As for solidarity, one might credibly turn the tables: where was this much-ballyhooed solidarity before 2016? Would it not be an expression of solidarity to aid anti-Putin forces in Russia, even if they are not themselves Marxist in orientation, or should all non-Marxist emancipatory projects be dismissed as delusional and pointless? Have Russian Marxists sought to make common cause with their American comrades? Putin is genuinely popular at home, and the anti-Putin elements in Russia have evinced precious little interest in such collaboration. And have not millions of Russians expressed and practiced a virulent form of ethno-nationalism for centuries? The US surely facilitated the rise of oligarchy in Russia, but it did not introduce xenophobia there.

  1. The notion that Putin’s meddling is irrelevant because there was no democracy to subvert is fallacious. Beyond the fact that Putin has meddled in several other countries, nothing important turns on whether American democracy is authentic; there is simply no excuse for Putin to intervene. It is not for the Marxists to judge whether other Americans, Hungarians, Poles, or Ukrainians regard their system as sufficiently democratic—just as the Marxists themselves claim that it is not for the CIA to make such judgments in Asia, Latin America or elsewhere.
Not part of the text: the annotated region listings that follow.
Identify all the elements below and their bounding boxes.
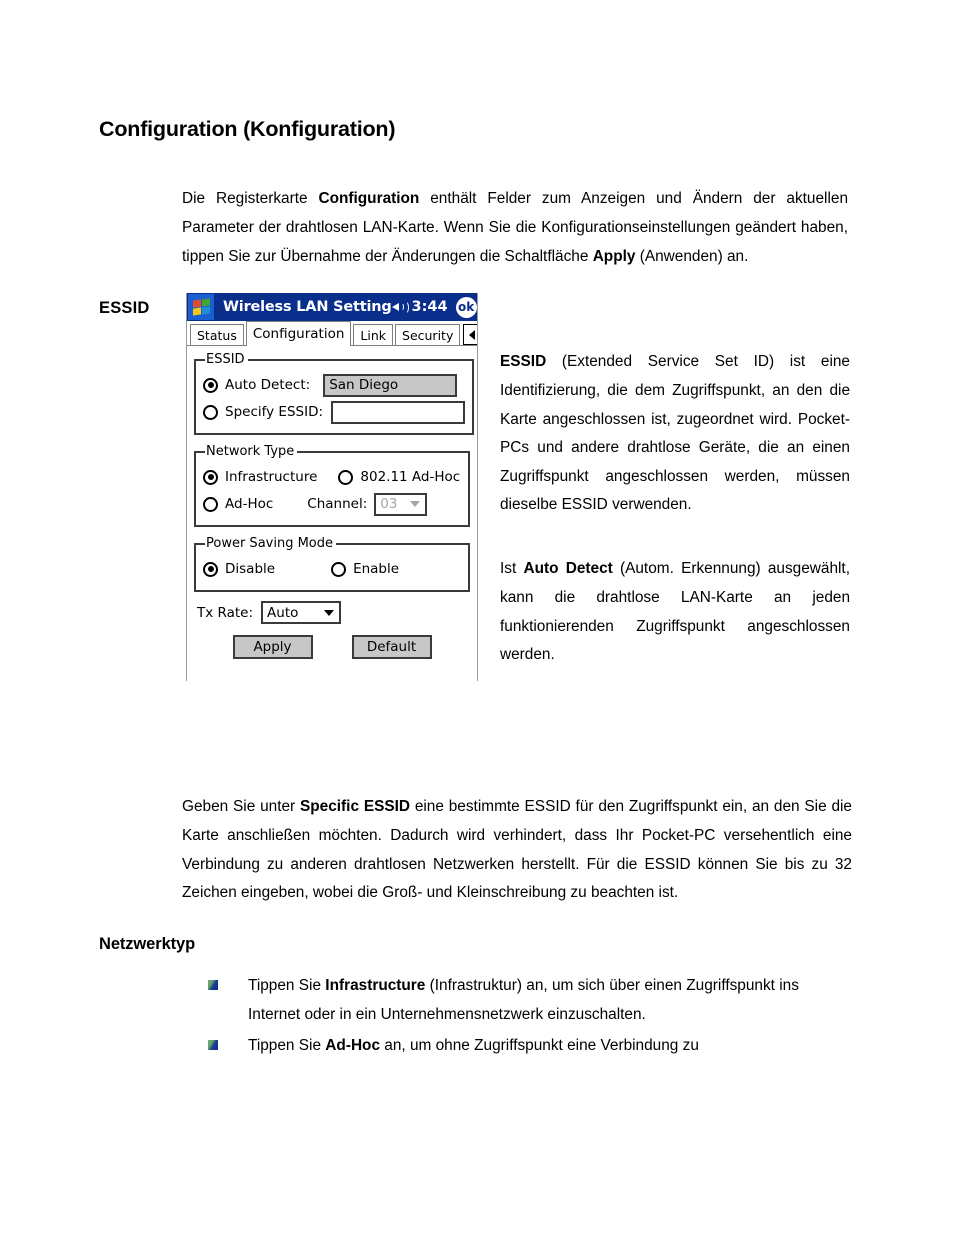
action-button-row: Apply Default	[194, 635, 470, 659]
page-title: Configuration (Konfiguration)	[99, 117, 396, 141]
auto-detect-essid-field[interactable]: San Diego	[323, 373, 458, 397]
list-item: Tippen Sie Infrastructure (Infrastruktur…	[208, 972, 818, 1029]
auto-detect-radio[interactable]	[203, 377, 218, 393]
auto-detect-label: Auto Detect:	[225, 377, 311, 393]
chevron-down-icon	[324, 609, 335, 616]
pocketpc-screenshot: Wireless LAN Setting 3:44 ok Status Conf…	[186, 293, 478, 681]
tab-security[interactable]: Security	[395, 324, 461, 345]
auto-detect-bold: Auto Detect	[523, 560, 613, 578]
essid-description-paragraph: ESSID (Extended Service Set ID) ist eine…	[500, 348, 850, 520]
auto-detect-row: Auto Detect: San Diego	[203, 373, 465, 397]
80211-adhoc-radio[interactable]	[338, 469, 354, 485]
document-page: Configuration (Konfiguration) Die Regist…	[0, 0, 954, 1235]
adhoc-label: Ad-Hoc	[225, 496, 274, 512]
intro-text-1: Die Registerkarte	[182, 190, 319, 208]
list-item: Tippen Sie Ad-Hoc an, um ohne Zugriffspu…	[208, 1032, 818, 1061]
network-type-row-1: Infrastructure 802.11 Ad-Hoc	[203, 465, 461, 489]
power-saving-group-legend: Power Saving Mode	[206, 536, 334, 551]
clock-label[interactable]: 3:44	[412, 299, 448, 315]
list-item-text: Tippen Sie Ad-Hoc an, um ohne Zugriffspu…	[248, 1032, 818, 1061]
green-blue-square-bullet-icon	[208, 1040, 218, 1051]
tab-scroll-controls	[462, 324, 477, 345]
power-saving-enable-radio[interactable]	[331, 561, 347, 577]
80211-adhoc-label: 802.11 Ad-Hoc	[360, 469, 461, 485]
speaker-icon[interactable]	[391, 300, 409, 314]
configuration-panel: ESSID Auto Detect: San Diego Specify ESS…	[187, 346, 477, 659]
bullet-2-text-2: an, um ohne Zugriffspunkt eine Verbindun…	[380, 1037, 699, 1055]
specify-essid-radio[interactable]	[203, 404, 218, 420]
intro-text-3: (Anwenden) an.	[635, 247, 749, 265]
specific-essid-bold: Specific ESSID	[299, 798, 411, 816]
ok-button[interactable]: ok	[455, 296, 477, 318]
triangle-left-icon[interactable]	[463, 324, 477, 345]
power-saving-disable-label: Disable	[225, 561, 276, 577]
network-type-group-legend: Network Type	[206, 444, 295, 459]
bullet-1-text-1: Tippen Sie	[248, 977, 326, 994]
specify-essid-row: Specify ESSID:	[203, 400, 466, 424]
channel-value: 03	[380, 496, 398, 512]
section-title-netzwerktyp: Netzwerktyp	[99, 935, 196, 953]
green-blue-square-bullet-icon	[208, 980, 218, 990]
auto-detect-text-1: Ist	[500, 560, 524, 578]
intro-paragraph: Die Registerkarte Configuration enthält …	[182, 185, 848, 271]
network-type-row-2: Ad-Hoc Channel: 03	[203, 492, 461, 516]
auto-detect-description-paragraph: Ist Auto Detect (Autom. Erkennung) ausge…	[500, 555, 850, 669]
intro-bold-configuration: Configuration	[318, 190, 420, 208]
adhoc-radio[interactable]	[203, 496, 218, 512]
tx-rate-label: Tx Rate:	[197, 604, 254, 621]
default-button[interactable]: Default	[351, 635, 432, 659]
tab-configuration[interactable]: Configuration	[245, 321, 352, 346]
bullet-2-bold: Ad-Hoc	[325, 1037, 381, 1055]
power-saving-group: Power Saving Mode Disable Enable	[194, 536, 470, 592]
apply-button[interactable]: Apply	[232, 635, 313, 659]
tx-rate-value: Auto	[267, 604, 299, 621]
essid-group-legend: ESSID	[206, 352, 245, 367]
tab-link[interactable]: Link	[353, 324, 394, 345]
infrastructure-label: Infrastructure	[225, 469, 318, 485]
specify-essid-label: Specify ESSID:	[225, 404, 324, 420]
netzwerktyp-bullet-list: Tippen Sie Infrastructure (Infrastruktur…	[208, 972, 818, 1064]
intro-bold-apply: Apply	[592, 247, 636, 265]
network-type-group: Network Type Infrastructure 802.11 Ad-Ho…	[194, 444, 470, 527]
channel-dropdown[interactable]: 03	[374, 492, 428, 516]
essid-group: ESSID Auto Detect: San Diego Specify ESS…	[194, 352, 475, 435]
tx-rate-dropdown[interactable]: Auto	[261, 601, 342, 624]
windows-flag-icon[interactable]	[188, 294, 214, 320]
tab-status[interactable]: Status	[190, 324, 244, 345]
chevron-down-icon	[410, 501, 421, 507]
infrastructure-radio[interactable]	[203, 469, 218, 485]
channel-label: Channel:	[307, 496, 368, 512]
bullet-1-bold: Infrastructure	[325, 977, 426, 994]
essid-description-text: (Extended Service Set ID) ist eine Ident…	[500, 353, 850, 514]
specific-essid-paragraph: Geben Sie unter Specific ESSID eine best…	[182, 793, 852, 907]
specify-essid-input[interactable]	[331, 400, 466, 424]
tx-rate-row: Tx Rate: Auto	[197, 601, 470, 624]
device-title-bar: Wireless LAN Setting 3:44 ok	[187, 293, 477, 321]
specific-essid-text-1: Geben Sie unter	[182, 798, 300, 816]
bullet-2-text-1: Tippen Sie	[248, 1037, 326, 1055]
power-saving-enable-label: Enable	[353, 561, 400, 577]
margin-label-essid: ESSID	[99, 299, 150, 317]
device-title: Wireless LAN Setting	[223, 299, 392, 315]
power-saving-disable-radio[interactable]	[203, 561, 218, 577]
list-item-text: Tippen Sie Infrastructure (Infrastruktur…	[248, 972, 818, 1029]
essid-bold: ESSID	[500, 353, 547, 371]
power-saving-row: Disable Enable	[203, 557, 461, 581]
tab-strip: Status Configuration Link Security	[187, 321, 477, 346]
  2. Which brings us to the other fallacy at work in this step in the argument: tu quoque. The fact that the US has meddled—illegally and unconscionably—in other countries hardly vitiates Americans’ objection; on the contrary, if what “we” did is wrong, what Putin did is a fortiori wrong.
  3. Finally, objecting to Putin’s action and Trump’s ostensible collaboration in no way obstructs the Marxist political project. Tacitly endorsing what amounts to a soft right-wing coup by allowing an illegitimate authoritarian dimwit tighten his grip on power, however, does. By the same token, dismissing the 129 million Americans who voted in the 2016 presidential election as taking part in a pointless and empty ritual of self-delusion is breathtakingly condescending, deeply hypocritical and ultimately self-defeating. Even if it were true, depicting the people one wishes to save from capitalist tyranny as mere dupes is no way to enlighten them or enlist them in emancipatory struggle.

In sum, the Marxist argument on this issue is incoherent. If the only authentic struggle must run along class lines and prioritize the interests of labor against the predations of capital, those taking part in it cannot pretend to remain neutral in ongoing political conflicts. As an urgent practical matter, it is literally meaningless, if not disingenuous, to claim to oppose reactionaries like Trump while refusing to join the fight against them on the pretext that this fight is not properly revolutionary.Doing so actively exacerbates the predations to which Marxists are so vehemently and justifiably opposed, forestalling rather than hastening the dictatorship of the proletariat.